By Chef Vincent Tropepe
Babka was developed in the Jewish communities of Eastern Europe in the early 19th century. Extra challah dough was rolled up with fruit jams, cinnamon and soft spreadable cheese and baked as a loaf alongside the challah. Chocolate was not originally used as a variety because it was not readily available. The chocolate babka was likely a mid – 20th century American development.
Brioche dates back in French baking to the 1400’s. Brioche is considered a Viennoiserie (a baked good made from yeast leavened dough similar to bread, but due to added ingredients such as eggs and sometimes made with cream it gave the finished product more of a pastry like characteristic).
As a pastry chef, I made brioche, challah and babka on many occasions. The doughs resemble the Italian pantone bread all of them are equally challenging to handle because of the egg and cream content. In a recent visit to Whole Foods I saw a cheese brioche that was braided like a traditional babka and thought I’d give it a try.

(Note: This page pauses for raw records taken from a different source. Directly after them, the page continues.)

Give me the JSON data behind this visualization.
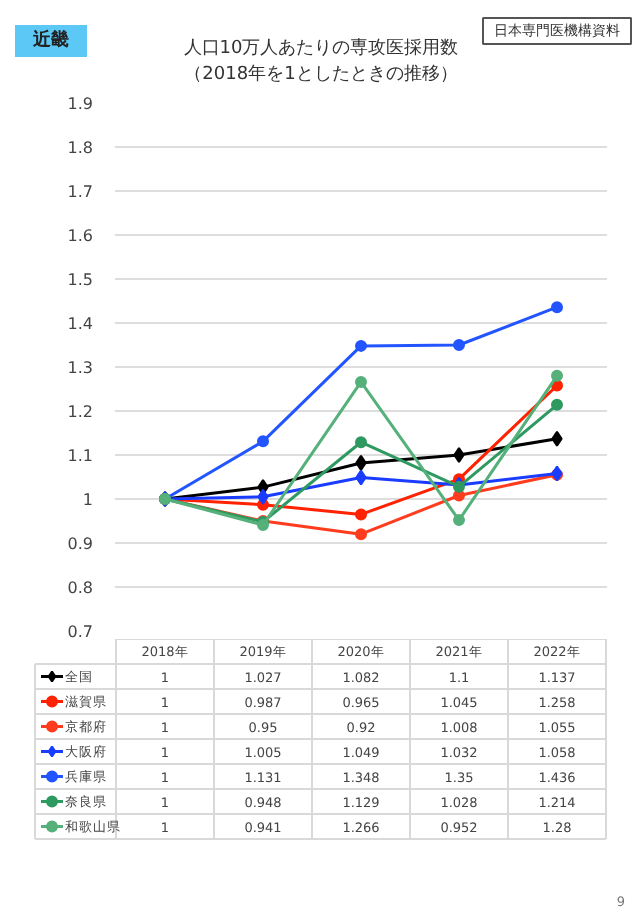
{
  "chart_data": {
    "type": "line",
    "title": "人口10万人あたりの専攻医採用数",
    "subtitle": "（2018年を1としたときの推移）",
    "annotations": [
      "近畿",
      "日本専門医機構資料",
      "9"
    ],
    "categories": [
      "2018年",
      "2019年",
      "2020年",
      "2021年",
      "2022年"
    ],
    "series": [
      {
        "name": "全国",
        "color": "#000000",
        "marker": "diamond",
        "values": [
          1,
          1.027,
          1.082,
          1.1,
          1.137
        ]
      },
      {
        "name": "滋賀県",
        "color": "#ff2200",
        "marker": "circle",
        "values": [
          1,
          0.987,
          0.965,
          1.045,
          1.258
        ]
      },
      {
        "name": "京都府",
        "color": "#ff3c1e",
        "marker": "circle",
        "values": [
          1,
          0.95,
          0.92,
          1.008,
          1.055
        ]
      },
      {
        "name": "大阪府",
        "color": "#1a3cff",
        "marker": "diamond",
        "values": [
          1,
          1.005,
          1.049,
          1.032,
          1.058
        ]
      },
      {
        "name": "兵庫県",
        "color": "#2255ff",
        "marker": "circle",
        "values": [
          1,
          1.131,
          1.348,
          1.35,
          1.436
        ]
      },
      {
        "name": "奈良県",
        "color": "#2e9960",
        "marker": "circle",
        "values": [
          1,
          0.948,
          1.129,
          1.028,
          1.214
        ]
      },
      {
        "name": "和歌山県",
        "color": "#55b07a",
        "marker": "circle",
        "values": [
          1,
          0.941,
          1.266,
          0.952,
          1.28
        ]
      }
    ],
    "ylim": [
      0.7,
      1.9
    ],
    "yticks": [
      0.7,
      0.8,
      0.9,
      1,
      1.1,
      1.2,
      1.3,
      1.4,
      1.5,
      1.6,
      1.7,
      1.8,
      1.9
    ],
    "grid": "y",
    "tick_labels": "y",
    "legend": "bottom",
    "data_labels": true,
    "line_style": "solid"
  }
}
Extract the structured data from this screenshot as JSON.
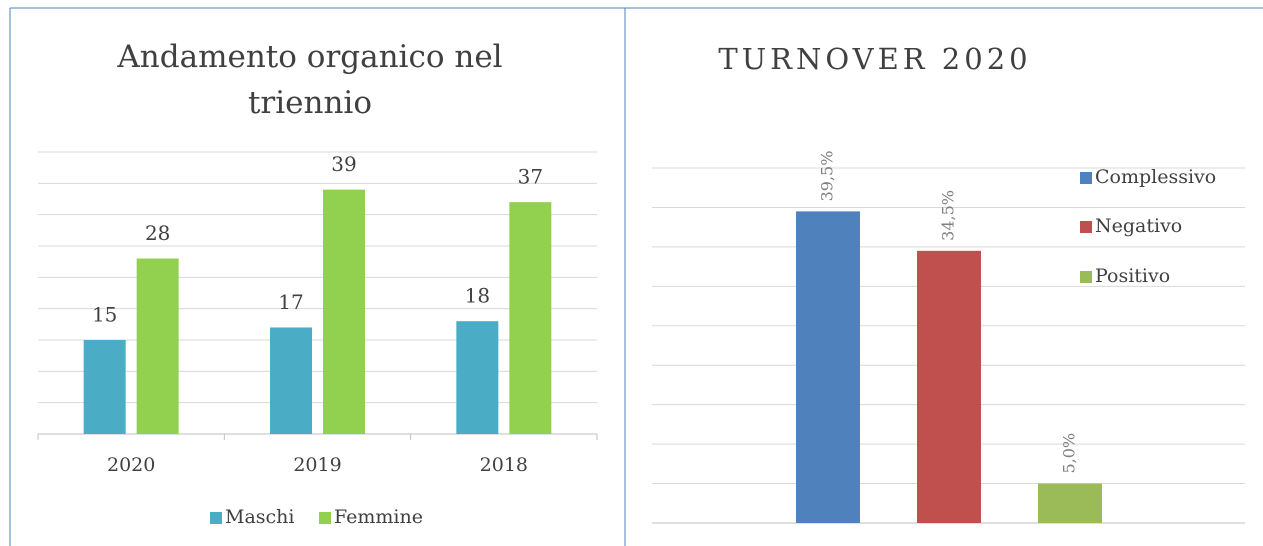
{
  "chart_data": [
    {
      "type": "bar",
      "title": "Andamento organico nel triennio",
      "categories": [
        "2020",
        "2019",
        "2018"
      ],
      "series": [
        {
          "name": "Maschi",
          "color": "#4bacc6",
          "values": [
            15,
            17,
            18
          ]
        },
        {
          "name": "Femmine",
          "color": "#92d050",
          "values": [
            28,
            39,
            37
          ]
        }
      ],
      "ylim": [
        0,
        45
      ],
      "yticks": [
        0,
        5,
        10,
        15,
        20,
        25,
        30,
        35,
        40,
        45
      ],
      "grid": true,
      "legend": "bottom"
    },
    {
      "type": "bar",
      "title": "TURNOVER 2020",
      "series": [
        {
          "name": "Complessivo",
          "color": "#4f81bd",
          "values": [
            39.5
          ],
          "value_labels": [
            "39,5%"
          ]
        },
        {
          "name": "Negativo",
          "color": "#c0504d",
          "values": [
            34.5
          ],
          "value_labels": [
            "34,5%"
          ]
        },
        {
          "name": "Positivo",
          "color": "#9bbb59",
          "values": [
            5.0
          ],
          "value_labels": [
            "5,0%"
          ]
        }
      ],
      "ylim": [
        0,
        45
      ],
      "yticks": [
        0,
        5,
        10,
        15,
        20,
        25,
        30,
        35,
        40,
        45
      ],
      "grid": true,
      "legend": "right"
    }
  ]
}
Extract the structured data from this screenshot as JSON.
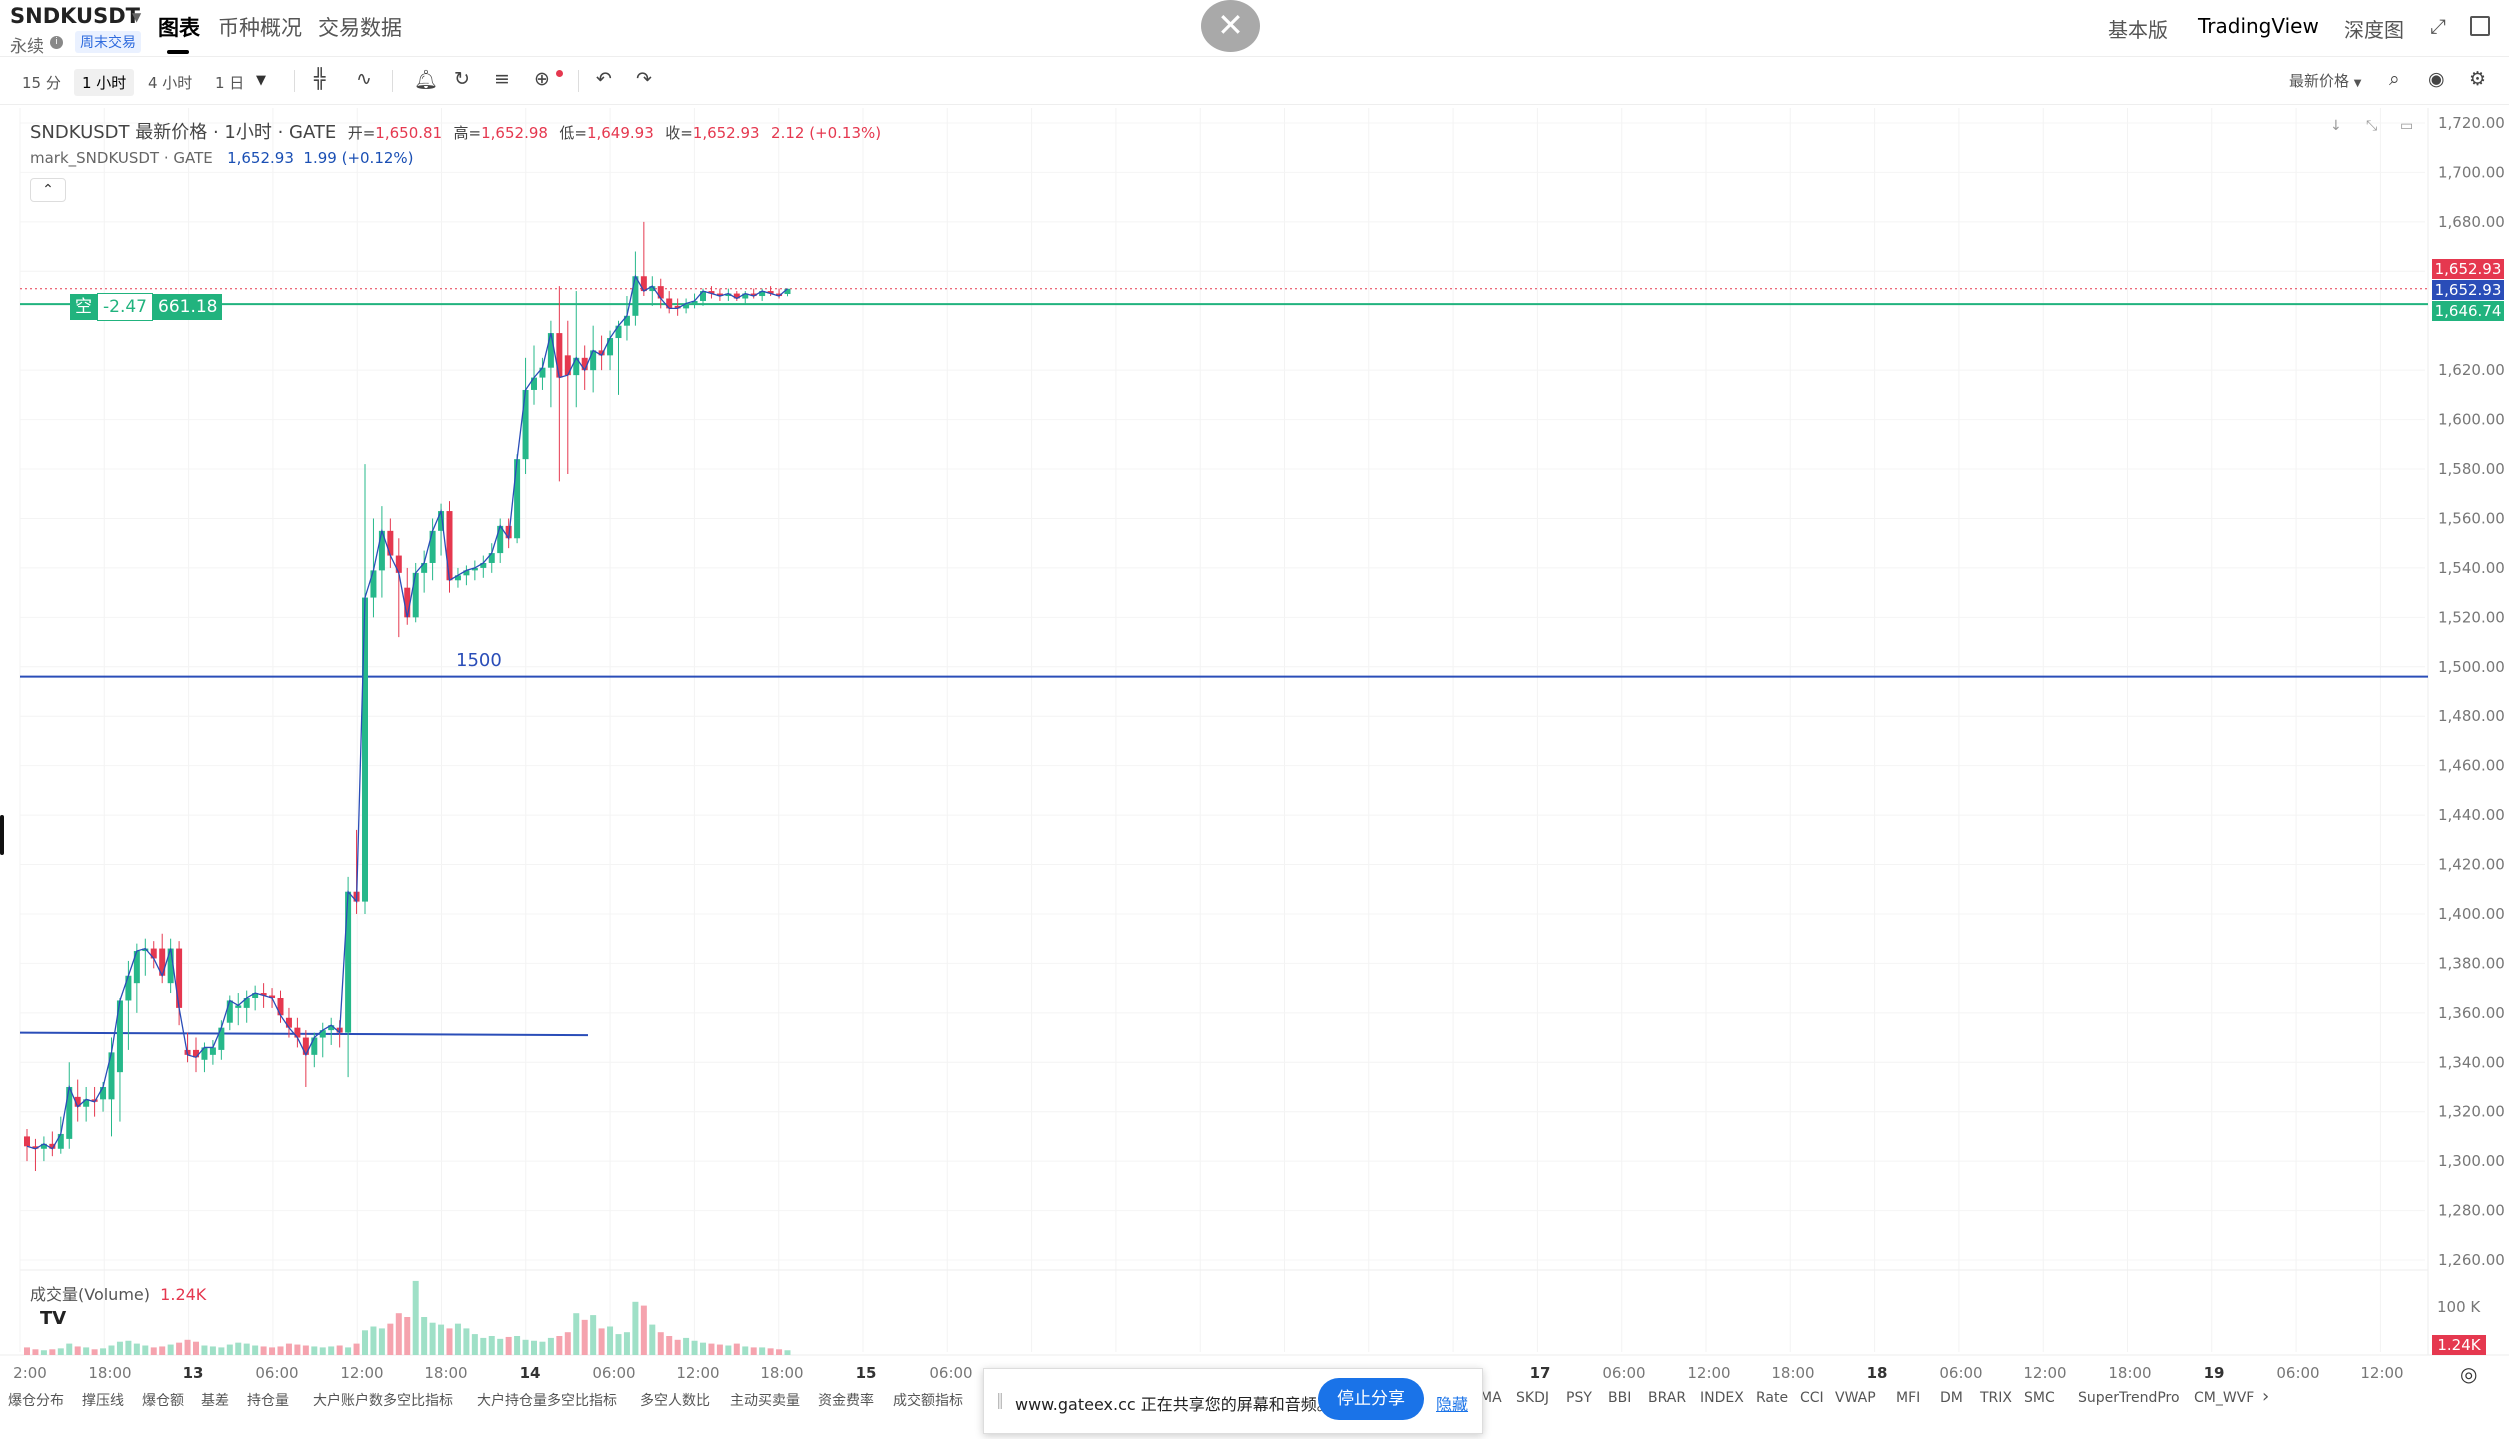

The cheese brioche was extremely soft and tender and had a wonderful cheese to dough ratio. It also equally resembled both breads. Whole Foods in my expert opinion created a hybrid bread from the traditional braided babka and French brioche and did so with precision. Anyone who is a pastry chef or even a home baker will agree that baking is more of a science. Individually, each of these breads require much attention to detail to make correctly, but to make tea baked goods into a separate third is a new level of baking.
In short, the babka/brioche in Whole Food’s is a definite win!